After working diligently and creatively to get WPI ready to teach, learn, and work online for D-Term, the ITS team received a series of messages from students grateful for all the team did for them.

 

Here are some …

 

  • We thank you for all the work you do for us, especially during these past few weeks. We know there has been a lot of uncertainty and new challenges, but we are so grateful for your hard work and dedication to helping us learn in the best ways possible.
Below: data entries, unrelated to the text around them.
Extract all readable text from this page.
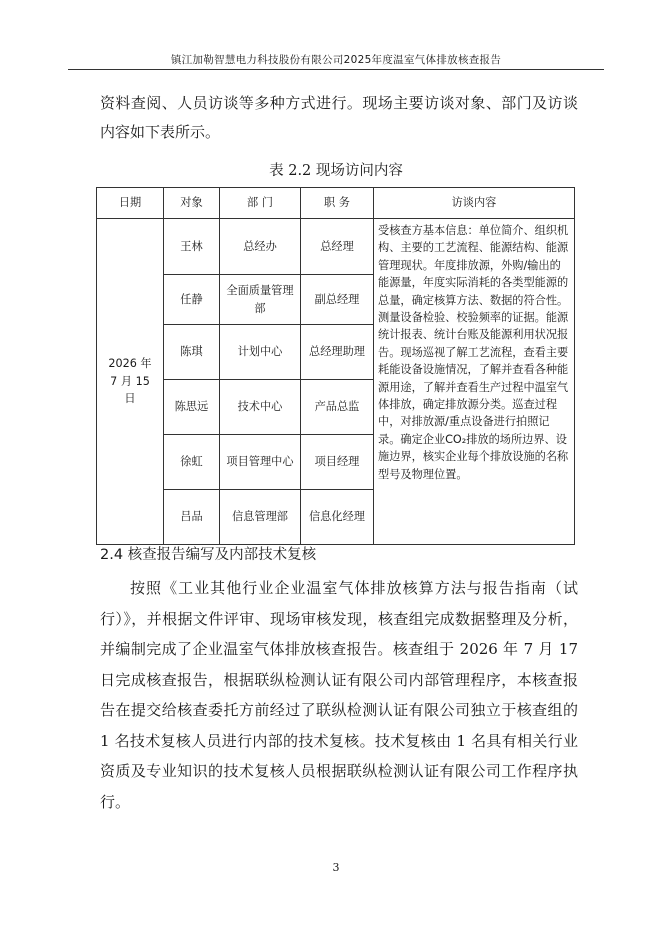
镇江加勒智慧电力科技股份有限公司2025年度温室气体排放核查报告
资料查阅、人员访谈等多种方式进行。现场主要访谈对象、部门及访谈内容如下表所示。
表 2.2 现场访问内容
日期	对象	部 门	职 务	访谈内容
2026 年 7 月 15 日	王林	总经办	总经理	受核查方基本信息：单位简介、组织机构、主要的工艺流程、能源结构、能源管理现状。年度排放源，外购/输出的能源量，年度实际消耗的各类型能源的总量，确定核算方法、数据的符合性。测量设备检验、校验频率的证据。能源统计报表、统计台账及能源利用状况报告。现场巡视了解工艺流程，查看主要耗能设备设施情况，了解并查看各种能源用途，了解并查看生产过程中温室气体排放，确定排放源分类。巡查过程中，对排放源/重点设备进行拍照记录。确定企业CO₂排放的场所边界、设施边界，核实企业每个排放设施的名称型号及物理位置。
	任静	全面质量管理部	副总经理	
	陈琪	计划中心	总经理助理	
	陈思远	技术中心	产品总监	
	徐虹	项目管理中心	项目经理	
	吕品	信息管理部	信息化经理	
2.4 核查报告编写及内部技术复核
按照《工业其他行业企业温室气体排放核算方法与报告指南（试行）》，并根据文件评审、现场审核发现，核查组完成数据整理及分析，并编制完成了企业温室气体排放核查报告。核查组于 2026 年 7 月 17 日完成核查报告，根据联纵检测认证有限公司内部管理程序，本核查报告在提交给核查委托方前经过了联纵检测认证有限公司独立于核查组的 1 名技术复核人员进行内部的技术复核。技术复核由 1 名具有相关行业资质及专业知识的技术复核人员根据联纵检测认证有限公司工作程序执行。
3
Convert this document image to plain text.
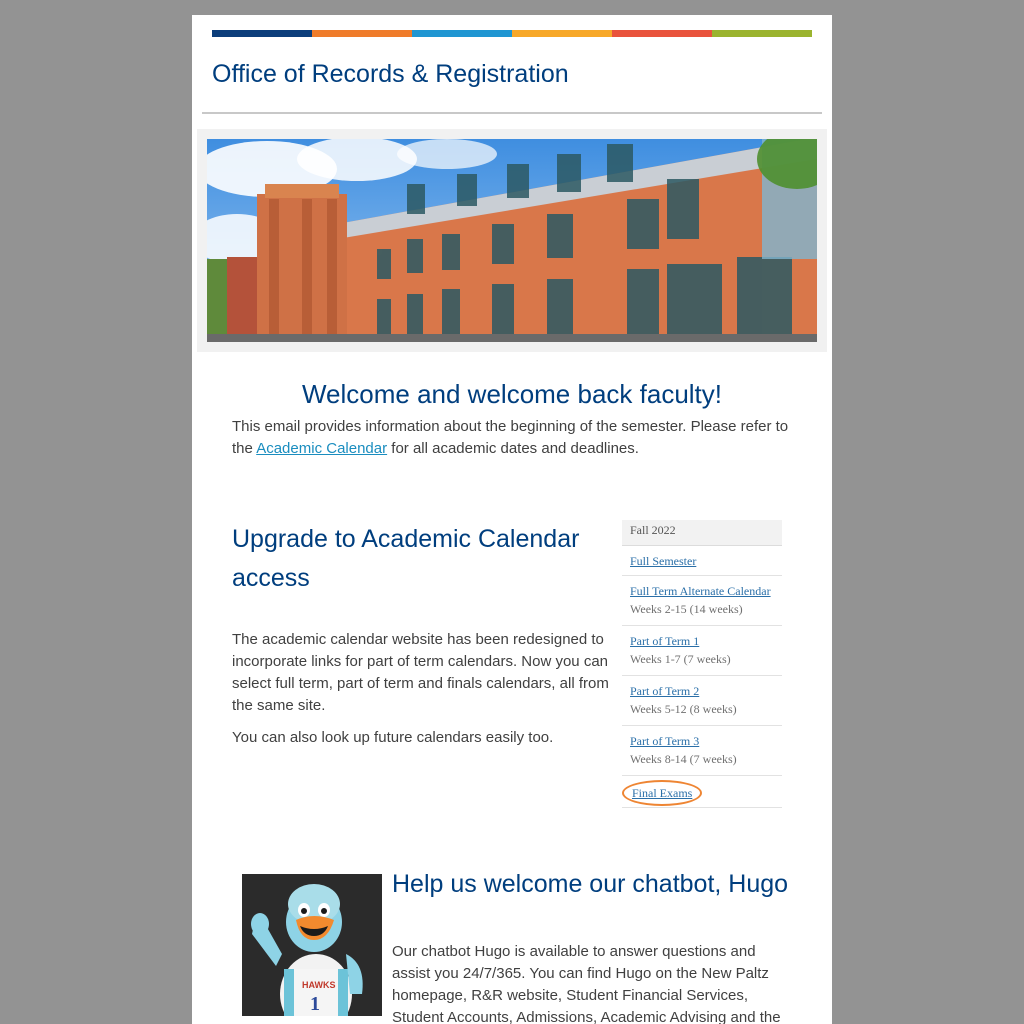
Office of Records & Registration
Welcome and welcome back faculty!

This email provides information about the beginning of the semester. Please refer to the Academic Calendar for all academic dates and deadlines.

Upgrade to Academic Calendar access

The academic calendar website has been redesigned to incorporate links for part of term calendars. Now you can select full term, part of term and finals calendars, all from the same site.

You can also look up future calendars easily too.

Fall 2022
Full Semester
Full Term Alternate Calendar
Weeks 2-15 (14 weeks)
Part of Term 1
Weeks 1-7 (7 weeks)
Part of Term 2
Weeks 5-12 (8 weeks)
Part of Term 3
Weeks 8-14 (7 weeks)
Final Exams
HAWKS
1
Help us welcome our chatbot, Hugo

Our chatbot Hugo is available to answer questions and assist you 24/7/365. You can find Hugo on the New Paltz homepage, R&R website, Student Financial Services, Student Accounts, Admissions, Academic Advising and the
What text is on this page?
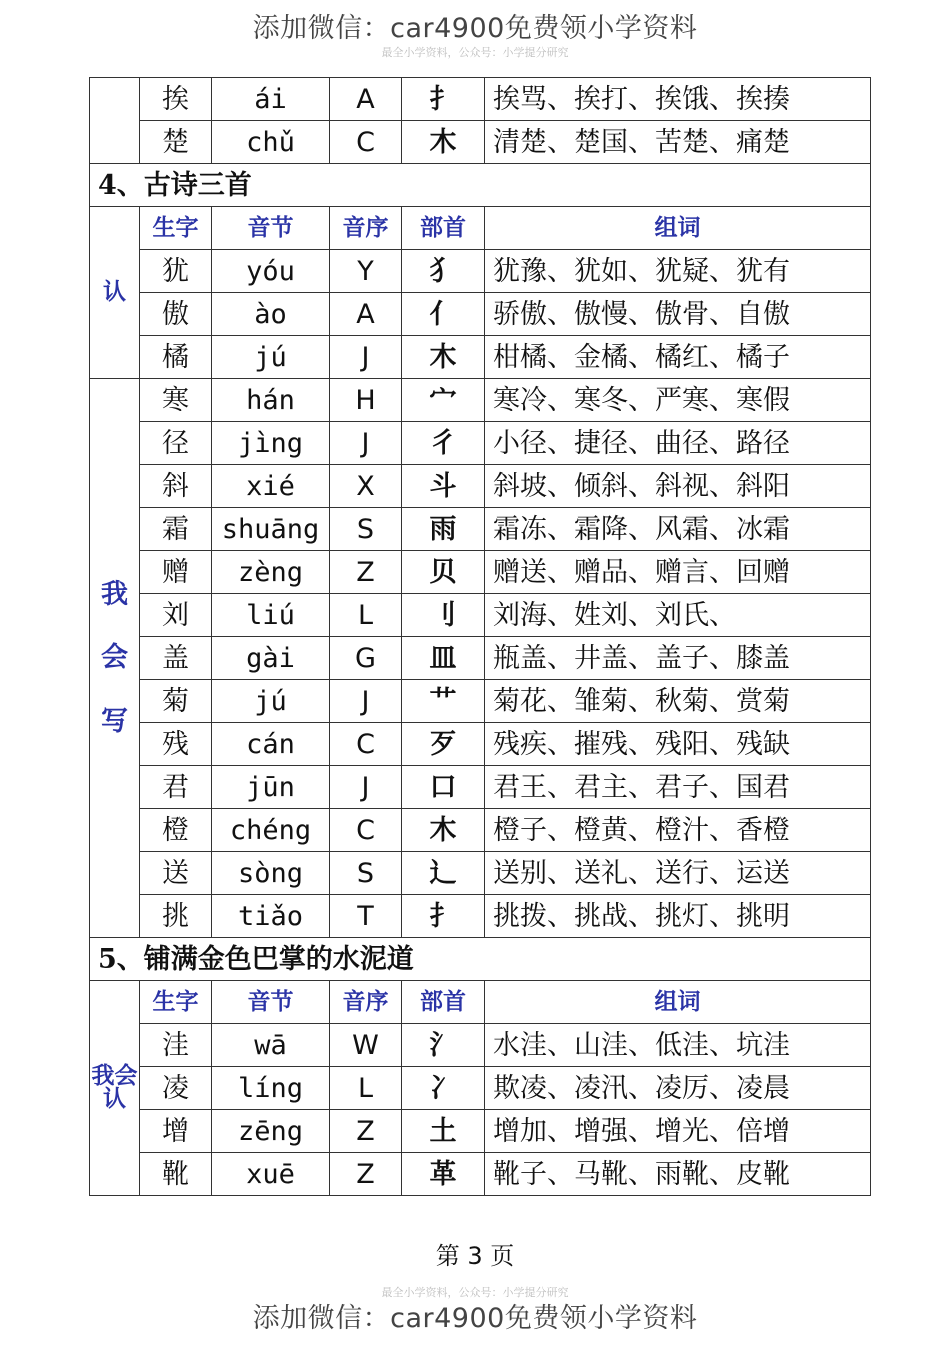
添加微信：car4900免费领小学资料
最全小学资料，公众号：小学提分研究
	挨	ái	A	扌	挨骂、挨打、挨饿、挨揍
	楚	chǔ	C	木	清楚、楚国、苦楚、痛楚
4、古诗三首					
认	生字	音节	音序	部首	组词
	犹	yóu	Y	犭	犹豫、犹如、犹疑、犹有
	傲	ào	A	亻	骄傲、傲慢、傲骨、自傲
	橘	jú	J	木	柑橘、金橘、橘红、橘子
我会写	寒	hán	H	宀	寒冷、寒冬、严寒、寒假
	径	jìng	J	彳	小径、捷径、曲径、路径
	斜	xié	X	斗	斜坡、倾斜、斜视、斜阳
	霜	shuāng	S	雨	霜冻、霜降、风霜、冰霜
	赠	zèng	Z	贝	赠送、赠品、赠言、回赠
	刘	liú	L	刂	刘海、姓刘、刘氏、
	盖	gài	G	皿	瓶盖、井盖、盖子、膝盖
	菊	jú	J	艹	菊花、雏菊、秋菊、赏菊
	残	cán	C	歹	残疾、摧残、残阳、残缺
	君	jūn	J	口	君王、君主、君子、国君
	橙	chéng	C	木	橙子、橙黄、橙汁、香橙
	送	sòng	S	辶	送别、送礼、送行、运送
	挑	tiǎo	T	扌	挑拨、挑战、挑灯、挑明
5、铺满金色巴掌的水泥道					
我会认	生字	音节	音序	部首	组词
	洼	wā	W	氵	水洼、山洼、低洼、坑洼
	凌	líng	L	冫	欺凌、凌汛、凌厉、凌晨
	增	zēng	Z	土	增加、增强、增光、倍增
	靴	xuē	Z	革	靴子、马靴、雨靴、皮靴
第 3 页
最全小学资料，公众号：小学提分研究
添加微信：car4900免费领小学资料
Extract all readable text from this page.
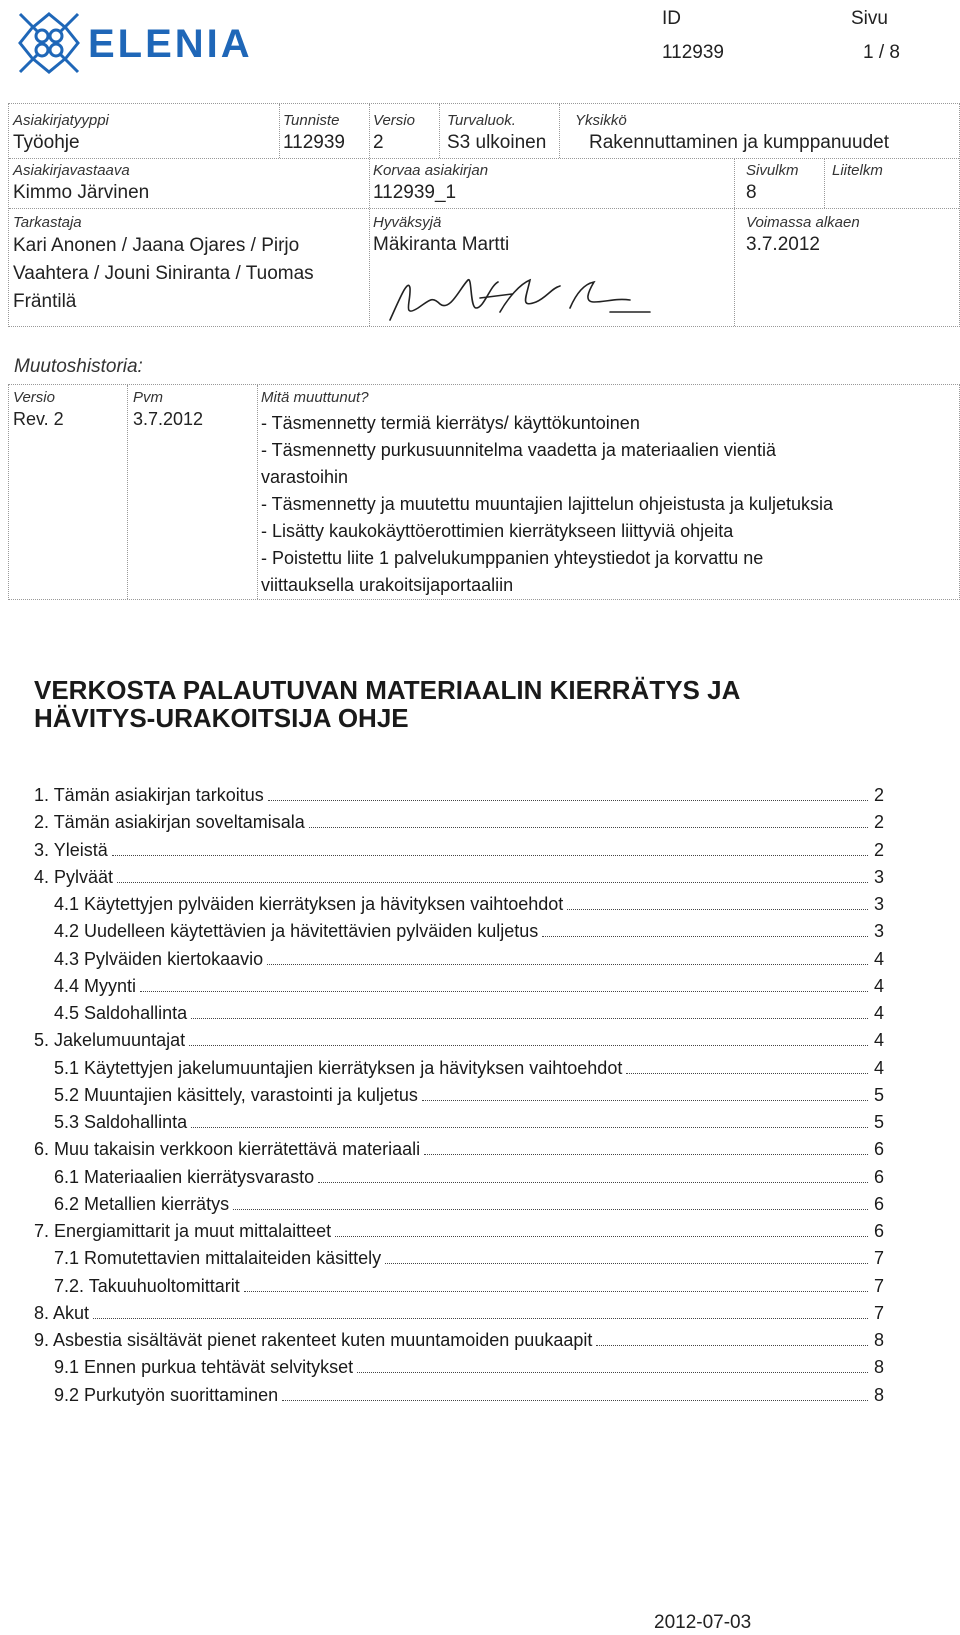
ELENIA
ID	Sivu
112939	1 / 8
Asiakirjatyyppi
Työohje
Tunniste
112939
Versio
2
Turvaluok.
S3 ulkoinen
Yksikkö
Rakennuttaminen ja kumppanuudet
Asiakirjavastaava
Kimmo Järvinen
Korvaa asiakirjan
112939_1
Sivulkm
8
Liitelkm
Tarkastaja
Kari Anonen / Jaana Ojares / Pirjo
Vaahtera / Jouni Siniranta / Tuomas
Fräntilä
Hyväksyjä
Mäkiranta Martti
Voimassa alkaen
3.7.2012
Muutoshistoria:
Versio	Pvm	Mitä muuttunut?
Rev. 2	3.7.2012	- Täsmennetty termiä kierrätys/ käyttökuntoinen
- Täsmennetty purkusuunnitelma vaadetta ja materiaalien vientiä
varastoihin
- Täsmennetty ja muutettu muuntajien lajittelun ohjeistusta ja kuljetuksia
- Lisätty kaukokäyttöerottimien kierrätykseen liittyviä ohjeita
- Poistettu liite 1 palvelukumppanien yhteystiedot ja korvattu ne
viittauksella urakoitsijaportaaliin
VERKOSTA PALAUTUVAN MATERIAALIN KIERRÄTYS JA
HÄVITYS-URAKOITSIJA OHJE
1. Tämän asiakirjan tarkoitus	2
2. Tämän asiakirjan soveltamisala	2
3. Yleistä	2
4. Pylväät	3
4.1 Käytettyjen pylväiden kierrätyksen ja hävityksen vaihtoehdot	3
4.2 Uudelleen käytettävien ja hävitettävien pylväiden kuljetus	3
4.3 Pylväiden kiertokaavio	4
4.4 Myynti	4
4.5 Saldohallinta	4
5. Jakelumuuntajat	4
5.1 Käytettyjen jakelumuuntajien kierrätyksen ja hävityksen vaihtoehdot	4
5.2 Muuntajien käsittely, varastointi ja kuljetus	5
5.3 Saldohallinta	5
6. Muu takaisin verkkoon kierrätettävä materiaali	6
6.1 Materiaalien kierrätysvarasto	6
6.2 Metallien kierrätys	6
7. Energiamittarit ja muut mittalaitteet	6
7.1 Romutettavien mittalaiteiden käsittely	7
7.2. Takuuhuoltomittarit	7
8. Akut	7
9. Asbestia sisältävät pienet rakenteet kuten muuntamoiden puukaapit	8
9.1 Ennen purkua tehtävät selvitykset	8
9.2 Purkutyön suorittaminen	8
2012-07-03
Your patience and helpfulness have allowed us to maintain some sense of normalcy during this very abnormal time.
  • Thank you so much for taking the time and effort to make this switch to online classes so seamless!
  • Thank you, WPI ITS, for springing into action and helping formulate an effective learning environment for "goats" all over the world. Although I’ll miss you on campus this term, I really appreciate all the time and effort that was put into ensuring the continuation of my education. Thank you so much!